Seems you can't look 10 feet without seeing a wire sticking out of a teenager, be it from his iPod, laptop, or keyboard. But technology is reaching younger and younger children at an alarming rate. Sure, my kid was allowed to listen to music we approved, and watch movies and Sesame Street starting at a pretty young age, and we even used the cartoon sleuth Sly Fox to help him gain math skills on the computer as a sneaky way of getting him to learn through play, but how much is too much?

Have you seen this video of the one-year-old who can't operate a magazine? The parents of the girl posted the video and, presumably, they think it's cute or is social commentary. I agree that it's social commentary, but think it's plain sad. This is a child who must not be read bedtime stories, or books on a regular basis, but will be online shopping like Suri Cruise in elementary school.
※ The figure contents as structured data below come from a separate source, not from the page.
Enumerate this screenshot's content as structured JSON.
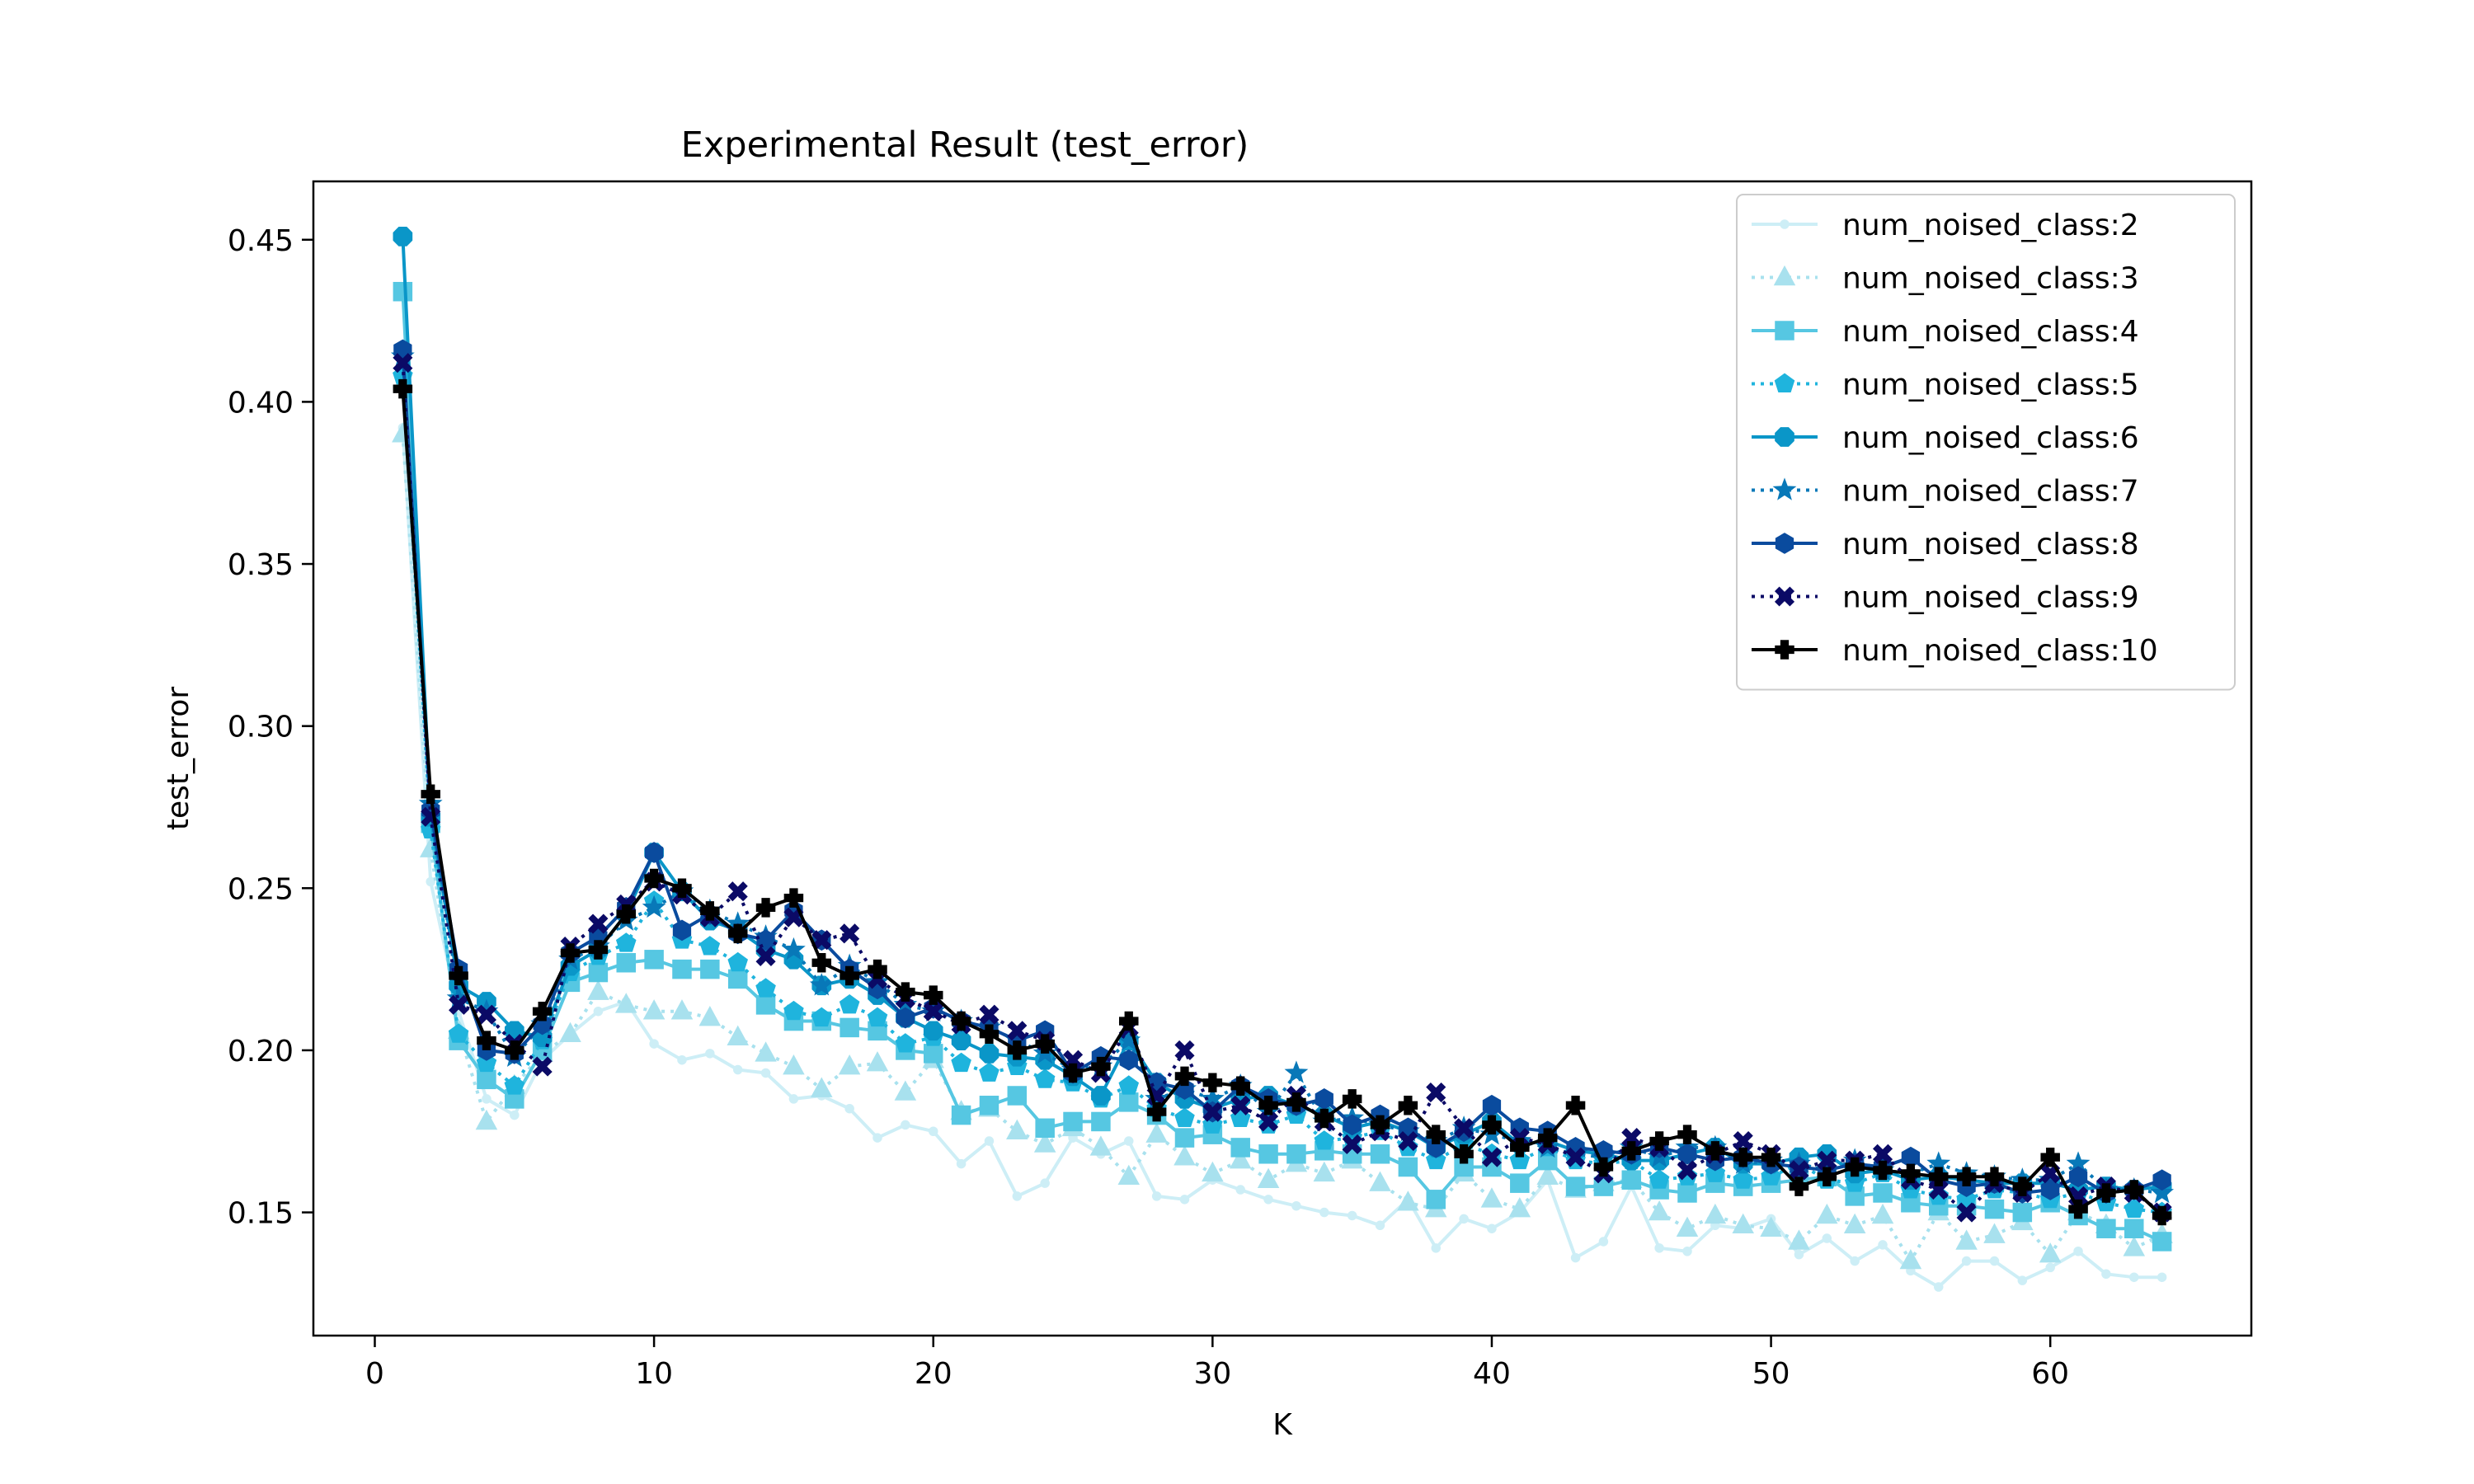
{
  "chart_data": {
    "type": "line",
    "title": "Experimental Result (test_error)",
    "xlabel": "K",
    "ylabel": "test_error",
    "xlim": [
      -2.2,
      67.2
    ],
    "ylim": [
      0.112,
      0.468
    ],
    "xticks": [
      0,
      10,
      20,
      30,
      40,
      50,
      60
    ],
    "yticks": [
      0.15,
      0.2,
      0.25,
      0.3,
      0.35,
      0.4,
      0.45
    ],
    "xtick_labels": [
      "0",
      "10",
      "20",
      "30",
      "40",
      "50",
      "60"
    ],
    "ytick_labels": [
      "0.15",
      "0.20",
      "0.25",
      "0.30",
      "0.35",
      "0.40",
      "0.45"
    ],
    "grid": false,
    "legend_position": "top-right",
    "x": [
      1,
      2,
      3,
      4,
      5,
      6,
      7,
      8,
      9,
      10,
      11,
      12,
      13,
      14,
      15,
      16,
      17,
      18,
      19,
      20,
      21,
      22,
      23,
      24,
      25,
      26,
      27,
      28,
      29,
      30,
      31,
      32,
      33,
      34,
      35,
      36,
      37,
      38,
      39,
      40,
      41,
      42,
      43,
      44,
      45,
      46,
      47,
      48,
      49,
      50,
      51,
      52,
      53,
      54,
      55,
      56,
      57,
      58,
      59,
      60,
      61,
      62,
      63,
      64
    ],
    "series": [
      {
        "name": "num_noised_class:2",
        "color": "#cdeef6",
        "marker": "point",
        "dash": "solid",
        "values": [
          0.392,
          0.252,
          0.212,
          0.185,
          0.18,
          0.197,
          0.205,
          0.212,
          0.215,
          0.202,
          0.197,
          0.199,
          0.194,
          0.193,
          0.185,
          0.186,
          0.182,
          0.173,
          0.177,
          0.175,
          0.165,
          0.172,
          0.155,
          0.159,
          0.173,
          0.168,
          0.172,
          0.155,
          0.154,
          0.16,
          0.157,
          0.154,
          0.152,
          0.15,
          0.149,
          0.146,
          0.154,
          0.139,
          0.148,
          0.145,
          0.15,
          0.16,
          0.136,
          0.141,
          0.158,
          0.139,
          0.138,
          0.146,
          0.145,
          0.148,
          0.137,
          0.142,
          0.135,
          0.14,
          0.132,
          0.127,
          0.135,
          0.135,
          0.129,
          0.133,
          0.138,
          0.131,
          0.13,
          0.13
        ]
      },
      {
        "name": "num_noised_class:3",
        "color": "#a8e1ee",
        "marker": "triangle",
        "dash": "dotted",
        "values": [
          0.39,
          0.262,
          0.206,
          0.178,
          0.189,
          0.199,
          0.205,
          0.218,
          0.214,
          0.212,
          0.212,
          0.21,
          0.204,
          0.199,
          0.195,
          0.188,
          0.195,
          0.196,
          0.187,
          0.197,
          0.181,
          0.182,
          0.175,
          0.171,
          0.176,
          0.17,
          0.161,
          0.174,
          0.167,
          0.162,
          0.166,
          0.16,
          0.165,
          0.162,
          0.166,
          0.159,
          0.153,
          0.151,
          0.162,
          0.154,
          0.151,
          0.161,
          0.157,
          0.159,
          0.16,
          0.15,
          0.145,
          0.149,
          0.146,
          0.145,
          0.141,
          0.149,
          0.146,
          0.149,
          0.135,
          0.15,
          0.141,
          0.143,
          0.147,
          0.137,
          0.15,
          0.146,
          0.139,
          0.143
        ]
      },
      {
        "name": "num_noised_class:4",
        "color": "#56c7e2",
        "marker": "square",
        "dash": "solid",
        "values": [
          0.434,
          0.27,
          0.203,
          0.191,
          0.185,
          0.2,
          0.221,
          0.224,
          0.227,
          0.228,
          0.225,
          0.225,
          0.222,
          0.214,
          0.209,
          0.209,
          0.207,
          0.206,
          0.2,
          0.199,
          0.18,
          0.183,
          0.186,
          0.176,
          0.178,
          0.178,
          0.184,
          0.18,
          0.173,
          0.174,
          0.17,
          0.168,
          0.168,
          0.169,
          0.168,
          0.168,
          0.164,
          0.154,
          0.164,
          0.164,
          0.159,
          0.166,
          0.158,
          0.158,
          0.16,
          0.157,
          0.156,
          0.159,
          0.158,
          0.159,
          0.16,
          0.161,
          0.155,
          0.156,
          0.153,
          0.152,
          0.152,
          0.151,
          0.15,
          0.153,
          0.149,
          0.145,
          0.145,
          0.141
        ]
      },
      {
        "name": "num_noised_class:5",
        "color": "#1fb4dd",
        "marker": "pentagon",
        "dash": "dotted",
        "values": [
          0.408,
          0.268,
          0.205,
          0.196,
          0.189,
          0.203,
          0.224,
          0.229,
          0.233,
          0.246,
          0.234,
          0.232,
          0.227,
          0.219,
          0.212,
          0.21,
          0.214,
          0.21,
          0.202,
          0.204,
          0.196,
          0.193,
          0.195,
          0.191,
          0.19,
          0.185,
          0.189,
          0.182,
          0.179,
          0.177,
          0.179,
          0.177,
          0.18,
          0.172,
          0.173,
          0.175,
          0.17,
          0.166,
          0.171,
          0.168,
          0.166,
          0.17,
          0.166,
          0.165,
          0.166,
          0.16,
          0.161,
          0.162,
          0.16,
          0.161,
          0.165,
          0.16,
          0.159,
          0.162,
          0.157,
          0.155,
          0.154,
          0.157,
          0.156,
          0.154,
          0.156,
          0.153,
          0.151,
          0.15
        ]
      },
      {
        "name": "num_noised_class:6",
        "color": "#0a96c8",
        "marker": "octagon",
        "dash": "solid",
        "values": [
          0.451,
          0.272,
          0.22,
          0.215,
          0.206,
          0.204,
          0.226,
          0.231,
          0.242,
          0.261,
          0.249,
          0.24,
          0.237,
          0.231,
          0.228,
          0.22,
          0.222,
          0.217,
          0.21,
          0.206,
          0.203,
          0.199,
          0.198,
          0.197,
          0.192,
          0.186,
          0.203,
          0.19,
          0.185,
          0.182,
          0.185,
          0.186,
          0.183,
          0.18,
          0.176,
          0.178,
          0.175,
          0.17,
          0.174,
          0.178,
          0.171,
          0.172,
          0.169,
          0.168,
          0.166,
          0.166,
          0.168,
          0.17,
          0.165,
          0.165,
          0.167,
          0.168,
          0.162,
          0.163,
          0.16,
          0.161,
          0.16,
          0.159,
          0.159,
          0.159,
          0.157,
          0.158,
          0.157,
          0.158
        ]
      },
      {
        "name": "num_noised_class:7",
        "color": "#0878b8",
        "marker": "star",
        "dash": "dotted",
        "values": [
          0.414,
          0.276,
          0.216,
          0.212,
          0.198,
          0.208,
          0.228,
          0.232,
          0.24,
          0.244,
          0.249,
          0.243,
          0.239,
          0.235,
          0.231,
          0.22,
          0.226,
          0.221,
          0.214,
          0.212,
          0.209,
          0.207,
          0.203,
          0.199,
          0.194,
          0.195,
          0.203,
          0.185,
          0.188,
          0.185,
          0.189,
          0.181,
          0.193,
          0.178,
          0.179,
          0.177,
          0.175,
          0.172,
          0.176,
          0.174,
          0.172,
          0.17,
          0.168,
          0.167,
          0.17,
          0.167,
          0.17,
          0.17,
          0.165,
          0.166,
          0.165,
          0.163,
          0.166,
          0.163,
          0.162,
          0.165,
          0.162,
          0.161,
          0.16,
          0.16,
          0.165,
          0.157,
          0.157,
          0.156
        ]
      },
      {
        "name": "num_noised_class:8",
        "color": "#0a4b9e",
        "marker": "hexagon",
        "dash": "solid",
        "values": [
          0.416,
          0.274,
          0.225,
          0.2,
          0.199,
          0.208,
          0.23,
          0.235,
          0.244,
          0.261,
          0.237,
          0.242,
          0.236,
          0.234,
          0.243,
          0.234,
          0.225,
          0.219,
          0.21,
          0.213,
          0.209,
          0.207,
          0.203,
          0.206,
          0.193,
          0.198,
          0.197,
          0.19,
          0.188,
          0.181,
          0.189,
          0.185,
          0.183,
          0.185,
          0.177,
          0.18,
          0.176,
          0.17,
          0.175,
          0.183,
          0.176,
          0.175,
          0.17,
          0.169,
          0.168,
          0.17,
          0.168,
          0.166,
          0.167,
          0.165,
          0.164,
          0.163,
          0.165,
          0.164,
          0.167,
          0.16,
          0.158,
          0.159,
          0.156,
          0.157,
          0.161,
          0.156,
          0.157,
          0.16
        ]
      },
      {
        "name": "num_noised_class:9",
        "color": "#0b0a66",
        "marker": "x",
        "dash": "dotted",
        "values": [
          0.412,
          0.272,
          0.214,
          0.211,
          0.202,
          0.195,
          0.232,
          0.239,
          0.245,
          0.252,
          0.248,
          0.241,
          0.249,
          0.229,
          0.241,
          0.234,
          0.236,
          0.222,
          0.216,
          0.212,
          0.208,
          0.211,
          0.206,
          0.203,
          0.197,
          0.193,
          0.207,
          0.186,
          0.2,
          0.181,
          0.183,
          0.178,
          0.186,
          0.178,
          0.171,
          0.175,
          0.172,
          0.187,
          0.176,
          0.167,
          0.173,
          0.171,
          0.167,
          0.162,
          0.173,
          0.17,
          0.163,
          0.168,
          0.172,
          0.168,
          0.163,
          0.166,
          0.166,
          0.168,
          0.16,
          0.157,
          0.15,
          0.159,
          0.156,
          0.162,
          0.155,
          0.158,
          0.156,
          0.15
        ]
      },
      {
        "name": "num_noised_class:10",
        "color": "#000000",
        "marker": "plus",
        "dash": "solid",
        "values": [
          0.404,
          0.279,
          0.223,
          0.203,
          0.2,
          0.212,
          0.23,
          0.231,
          0.242,
          0.253,
          0.25,
          0.243,
          0.236,
          0.244,
          0.247,
          0.227,
          0.223,
          0.225,
          0.218,
          0.217,
          0.209,
          0.205,
          0.2,
          0.202,
          0.193,
          0.195,
          0.209,
          0.181,
          0.192,
          0.19,
          0.189,
          0.183,
          0.184,
          0.179,
          0.185,
          0.177,
          0.183,
          0.174,
          0.168,
          0.177,
          0.17,
          0.173,
          0.183,
          0.164,
          0.169,
          0.172,
          0.174,
          0.169,
          0.167,
          0.167,
          0.158,
          0.161,
          0.164,
          0.163,
          0.162,
          0.161,
          0.161,
          0.161,
          0.158,
          0.167,
          0.151,
          0.156,
          0.157,
          0.149
        ]
      }
    ]
  }
}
Don't get me wrong, I'm a fan of technology; a huge fan! I grew up in an age where we learned the Dewey Decimal System in school and researched in books and periodicals for papers in high school. I'm thankful that I had the internet in graduate school and no longer had to go to the library. I have a kid who, in high school, asked me why we didn't just use the internet to do our research and had to explain that we did not yet have access to the internet. I also have several email accounts that I check on my smartphone, love my iPod, and spent far more time than I'd like to admit on Facebook. I appreciate technology and all it does for us and was born at just the right time to do so.

But I'm also a fan of play, of learning, of organic experiences. I think toddlers should be banging on pans to learn about rhythm and cause-and-effect. I think looking at clouds and determining what they look like shapes our brain development and ability to think creatively. I think we need blocks to learn spatial skills and an abacus to learn faster number grouping. I think both genders need to be exposed to dolls and trucks because people and transportation are part of our everyday lives and playing is a microcosm of living. Certainly, as a therapist, I know that you can learn much about how a child interprets his world through watching him play. What do you learn about a child using technology? Some years ago, you'd say she was smart for figuring it out, but it's all so interactive now, that it doesn't say a thing about the kid. What does it say about the parent? There's the rub.

Yes, finger paint is messy, but if you don't make a mess, you don't learn how to properly wash your hands. You also don't learn about mixing colors, how paint feels, what "wet" means, about your fingerprints, about how to care for your art while it dries, or a number of other subtle life lessons. So put down the virtual paint program on the iPad and allow your kid real life skills. After all, we don't see virtual masterpieces in galleries; and, although someday we might, isn't that just a little bit sad?